Clark Planetarium, Salt Lake City.
Around midnight some balmy summer night, when the moon isn't out and the stars are brilliant, look toward the south. Pay special attention to Sagittarius, where the Milky Way reaches the horizon, a constellation with the familiar asterism nicknamed the Teapot.
You will be staring in the direction of what Stacy Palen calls "the monster in the middle of our galaxy."
The monster is a supermassive black hole, this one technically known as Sagittarius A* (with the asterisk pronounced "star"). Its existence was confirmed in 1999 by the Chandra X-Ray Observatory, an orbiting detector able to peer through the dust that obscures the center of our galaxy.
Black holes are objects so massive that nothing, not even light, can escape from them. Some are thought to form when large stars implode and the material keeps on condensing. Black holes are so bizarre that they warp space and time.
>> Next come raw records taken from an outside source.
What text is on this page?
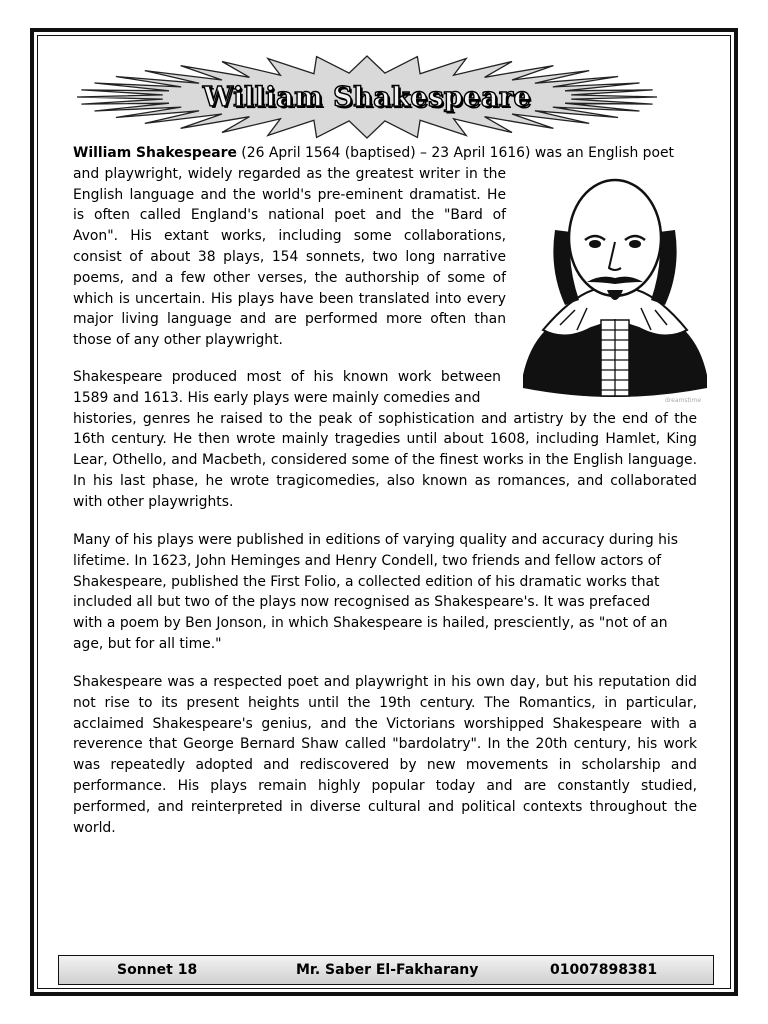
William Shakespeare
dreamstime
William Shakespeare (26 April 1564 (baptised) – 23 April 1616) was an English poet
and playwright, widely regarded as the greatest writer in the English language and the world's pre-eminent dramatist. He is often called England's national poet and the "Bard of Avon". His extant works, including some collaborations, consist of about 38 plays, 154 sonnets, two long narrative poems, and a few other verses, the authorship of some of which is uncertain. His plays have been translated into every major living language and are performed more often than those of any other playwright.
Shakespeare produced most of his known work between 1589 and 1613. His early plays were mainly comedies and
histories, genres he raised to the peak of sophistication and artistry by the end of the 16th century. He then wrote mainly tragedies until about 1608, including Hamlet, King Lear, Othello, and Macbeth, considered some of the finest works in the English language. In his last phase, he wrote tragicomedies, also known as romances, and collaborated with other playwrights.

Many of his plays were published in editions of varying quality and accuracy during his lifetime. In 1623, John Heminges and Henry Condell, two friends and fellow actors of Shakespeare, published the First Folio, a collected edition of his dramatic works that included all but two of the plays now recognised as Shakespeare's. It was prefaced with a poem by Ben Jonson, in which Shakespeare is hailed, presciently, as "not of an age, but for all time."

Shakespeare was a respected poet and playwright in his own day, but his reputation did not rise to its present heights until the 19th century. The Romantics, in particular, acclaimed Shakespeare's genius, and the Victorians worshipped Shakespeare with a reverence that George Bernard Shaw called "bardolatry". In the 20th century, his work was repeatedly adopted and rediscovered by new movements in scholarship and performance. His plays remain highly popular today and are constantly studied, performed, and reinterpreted in diverse cultural and political contexts throughout the world.

Sonnet 18	Mr. Saber El-Fakharany	01007898381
Material captured in the gravity sink of a black hole may rotate around it in an accretion disk before falling in. Some black holes have jets of material flying away from the accretion disk.
Photos of stars orbiting the Milky Way's "monster" show enough motion that scientists were able to calculate the mass of the black hole that has captured them, said Palen, an assistant professor of physics at Weber State University.
The director of WSU's Ott Planetarium, Palen earned her Ph.D. in physics from the University of Iowa. She has traveled the world doing astronomical research, has published a study guide to astronomy and is a dynamic lecturer.
The Milky Way monster has as much mass as 2.6 million of our suns would have, she said. All of it is in a small realm at the middle of our home galaxy.
"Astronomers, of course, wander around sockless all the time because they keep getting their socks knocked off," she said.
Palen spoke last week in a lecture at Clark Planetarium, located at The Gateway, 110 S. 400 West. Her talk marked the premiere of a production by the planetarium, "Black Holes," narrated by the actor John de Lancie, who played the character "Q" in the TV series "Star Trek: The Next Generation."
The 35-minute digital film was written, directed and produced in the planetarium's studios, says a press release sent by spokeswoman Marit Fischer. It "will be distributed worldwide and has been pre-sold to a number of theaters, even before the debut," Fischer wrote.
"Black Holes" plays twice daily at the planetarium, according to the facility's Web site.